Sara Innamorato and Joe Rockey met in the WTAE-TV studios for the second televised debate in the race for Allegheny County executive.
Chris Potter
/
90.5 WESA
Sara Innamorato and Joe Rockey met in the WTAE-TV studios for the second televised debate in the race for Allegheny County executive.

This is WESA Politics, a weekly newsletter by Chris Potter providing analysis about Pittsburgh and state politics. If you want it earlier — we'll deliver it to your inbox on Thursday afternoon — sign up here.

Success in politics often depends on choosing the right things to oppose. Case in point: When Mother Nature dumped nearly a half-foot of snow during a storm in early 2008, Pittsburgh Mayor Luke Ravenstahl responded to the act of aggression by declaring a “war on snow.”

The idea was to devise a better battle plan for deploying resources on city streets. But no matter how you wage a war on snow, you can be assured of winning — at least for a few months, and almost always before the next spring primary.

And a lot of times, we judge political candidates by how well they fight wars on snow — by what they’ll do about issues that are urgent to voters, but over which officials may only have limited control.

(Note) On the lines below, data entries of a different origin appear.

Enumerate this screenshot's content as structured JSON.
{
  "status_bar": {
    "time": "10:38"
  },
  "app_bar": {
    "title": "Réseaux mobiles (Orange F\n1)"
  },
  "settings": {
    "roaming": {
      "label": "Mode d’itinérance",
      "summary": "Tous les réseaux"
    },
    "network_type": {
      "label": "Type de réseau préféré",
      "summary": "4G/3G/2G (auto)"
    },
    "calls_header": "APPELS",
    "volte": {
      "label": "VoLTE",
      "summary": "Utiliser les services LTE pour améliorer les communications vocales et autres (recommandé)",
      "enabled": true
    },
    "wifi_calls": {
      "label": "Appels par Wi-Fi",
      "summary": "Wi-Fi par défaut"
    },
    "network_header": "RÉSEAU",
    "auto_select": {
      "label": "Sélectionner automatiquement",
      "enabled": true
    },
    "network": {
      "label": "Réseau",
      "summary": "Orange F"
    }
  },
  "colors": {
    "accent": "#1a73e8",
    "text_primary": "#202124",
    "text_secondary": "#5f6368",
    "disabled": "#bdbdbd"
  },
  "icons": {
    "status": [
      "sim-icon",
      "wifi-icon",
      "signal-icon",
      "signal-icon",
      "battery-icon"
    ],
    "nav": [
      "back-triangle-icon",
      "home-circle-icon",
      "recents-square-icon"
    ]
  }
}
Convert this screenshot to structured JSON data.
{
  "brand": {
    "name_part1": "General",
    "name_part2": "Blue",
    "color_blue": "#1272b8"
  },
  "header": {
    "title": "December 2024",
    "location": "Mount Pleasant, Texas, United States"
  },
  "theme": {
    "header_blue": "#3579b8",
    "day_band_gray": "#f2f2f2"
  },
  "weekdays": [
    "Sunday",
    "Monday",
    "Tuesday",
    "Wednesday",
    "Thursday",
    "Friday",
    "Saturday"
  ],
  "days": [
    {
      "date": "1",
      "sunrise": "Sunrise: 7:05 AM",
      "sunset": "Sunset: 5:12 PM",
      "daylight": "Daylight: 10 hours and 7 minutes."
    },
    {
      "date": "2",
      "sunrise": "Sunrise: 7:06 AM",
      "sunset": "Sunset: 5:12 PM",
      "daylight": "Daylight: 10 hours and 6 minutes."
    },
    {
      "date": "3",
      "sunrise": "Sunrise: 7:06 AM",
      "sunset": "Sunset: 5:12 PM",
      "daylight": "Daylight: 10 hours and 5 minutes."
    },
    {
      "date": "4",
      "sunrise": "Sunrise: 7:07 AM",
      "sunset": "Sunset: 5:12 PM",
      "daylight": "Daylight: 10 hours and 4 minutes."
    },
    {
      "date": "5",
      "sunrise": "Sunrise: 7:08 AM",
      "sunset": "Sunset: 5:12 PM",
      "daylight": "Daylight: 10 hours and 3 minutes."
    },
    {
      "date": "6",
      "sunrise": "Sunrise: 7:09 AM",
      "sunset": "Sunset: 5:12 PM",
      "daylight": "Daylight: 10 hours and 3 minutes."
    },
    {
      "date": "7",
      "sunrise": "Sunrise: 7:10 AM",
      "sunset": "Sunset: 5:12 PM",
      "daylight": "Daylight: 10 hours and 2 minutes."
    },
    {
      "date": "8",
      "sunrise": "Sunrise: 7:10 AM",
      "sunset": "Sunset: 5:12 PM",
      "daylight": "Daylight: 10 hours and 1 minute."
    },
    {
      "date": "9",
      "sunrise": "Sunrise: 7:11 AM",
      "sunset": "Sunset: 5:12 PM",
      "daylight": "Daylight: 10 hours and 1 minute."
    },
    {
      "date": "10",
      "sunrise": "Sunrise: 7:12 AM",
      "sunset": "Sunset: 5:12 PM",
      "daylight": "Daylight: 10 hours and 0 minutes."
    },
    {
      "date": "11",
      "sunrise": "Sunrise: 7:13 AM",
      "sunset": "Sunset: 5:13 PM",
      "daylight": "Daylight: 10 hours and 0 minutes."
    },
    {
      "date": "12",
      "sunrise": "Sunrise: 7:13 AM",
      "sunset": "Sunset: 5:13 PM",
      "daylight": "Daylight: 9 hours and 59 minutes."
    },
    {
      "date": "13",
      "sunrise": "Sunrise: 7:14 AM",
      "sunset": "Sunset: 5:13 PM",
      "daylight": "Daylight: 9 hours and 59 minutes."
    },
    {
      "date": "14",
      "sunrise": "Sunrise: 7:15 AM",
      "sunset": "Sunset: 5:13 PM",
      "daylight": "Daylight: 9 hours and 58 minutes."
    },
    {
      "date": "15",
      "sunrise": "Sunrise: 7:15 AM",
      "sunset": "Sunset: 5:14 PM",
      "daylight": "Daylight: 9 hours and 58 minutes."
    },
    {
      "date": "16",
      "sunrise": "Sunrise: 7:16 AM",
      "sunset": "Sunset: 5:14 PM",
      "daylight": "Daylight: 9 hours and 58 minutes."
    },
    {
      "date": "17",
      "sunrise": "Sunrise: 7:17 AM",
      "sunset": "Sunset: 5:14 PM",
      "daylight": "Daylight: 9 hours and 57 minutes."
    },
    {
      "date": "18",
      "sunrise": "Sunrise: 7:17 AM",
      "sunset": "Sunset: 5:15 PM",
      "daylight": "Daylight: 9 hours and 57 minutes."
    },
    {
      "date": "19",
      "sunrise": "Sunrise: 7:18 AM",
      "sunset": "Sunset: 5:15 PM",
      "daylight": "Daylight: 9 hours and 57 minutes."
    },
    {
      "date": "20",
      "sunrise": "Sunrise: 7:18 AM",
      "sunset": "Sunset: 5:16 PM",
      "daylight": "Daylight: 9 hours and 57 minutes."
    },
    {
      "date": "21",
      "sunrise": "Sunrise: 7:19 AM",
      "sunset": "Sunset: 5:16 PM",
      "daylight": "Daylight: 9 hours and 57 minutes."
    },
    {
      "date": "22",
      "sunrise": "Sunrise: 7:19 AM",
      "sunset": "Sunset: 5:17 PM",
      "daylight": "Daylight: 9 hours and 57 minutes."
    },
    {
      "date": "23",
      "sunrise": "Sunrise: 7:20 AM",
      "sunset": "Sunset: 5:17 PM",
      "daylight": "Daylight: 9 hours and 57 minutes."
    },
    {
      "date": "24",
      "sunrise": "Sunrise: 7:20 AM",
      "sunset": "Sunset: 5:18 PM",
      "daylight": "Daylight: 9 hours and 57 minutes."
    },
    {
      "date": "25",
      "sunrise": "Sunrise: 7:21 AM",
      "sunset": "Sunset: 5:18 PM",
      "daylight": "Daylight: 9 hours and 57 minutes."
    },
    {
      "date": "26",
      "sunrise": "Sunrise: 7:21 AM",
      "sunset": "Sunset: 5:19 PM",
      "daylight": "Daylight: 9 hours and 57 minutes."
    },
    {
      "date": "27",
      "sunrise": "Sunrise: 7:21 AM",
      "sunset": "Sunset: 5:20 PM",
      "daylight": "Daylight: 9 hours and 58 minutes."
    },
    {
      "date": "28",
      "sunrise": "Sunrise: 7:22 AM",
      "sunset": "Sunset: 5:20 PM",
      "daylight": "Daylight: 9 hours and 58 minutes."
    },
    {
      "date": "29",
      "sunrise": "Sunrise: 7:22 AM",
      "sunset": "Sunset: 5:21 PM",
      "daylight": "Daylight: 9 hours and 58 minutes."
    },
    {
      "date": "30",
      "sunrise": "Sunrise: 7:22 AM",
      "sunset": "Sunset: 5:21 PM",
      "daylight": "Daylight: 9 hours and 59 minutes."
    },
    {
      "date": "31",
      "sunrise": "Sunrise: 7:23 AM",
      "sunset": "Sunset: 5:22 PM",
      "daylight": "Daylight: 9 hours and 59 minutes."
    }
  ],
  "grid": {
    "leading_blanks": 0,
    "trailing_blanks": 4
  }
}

If you watched the first two televised debates in the race for county executive, for example, you’d think that Democrat Sara Innamorato and Republican Joe Rockey were running for the post of crime czar. Early questioning in both forums focused on public safety concerns, which occupied at least a quarter of each night’s discussion.

Some aspects of the criminal justice system, like the county jail, are within the purview of the county executive. (Though a debate over the county’s juvenile detention center has been mooted to some extent by the recent decision to reopen it at the behest of the courts.)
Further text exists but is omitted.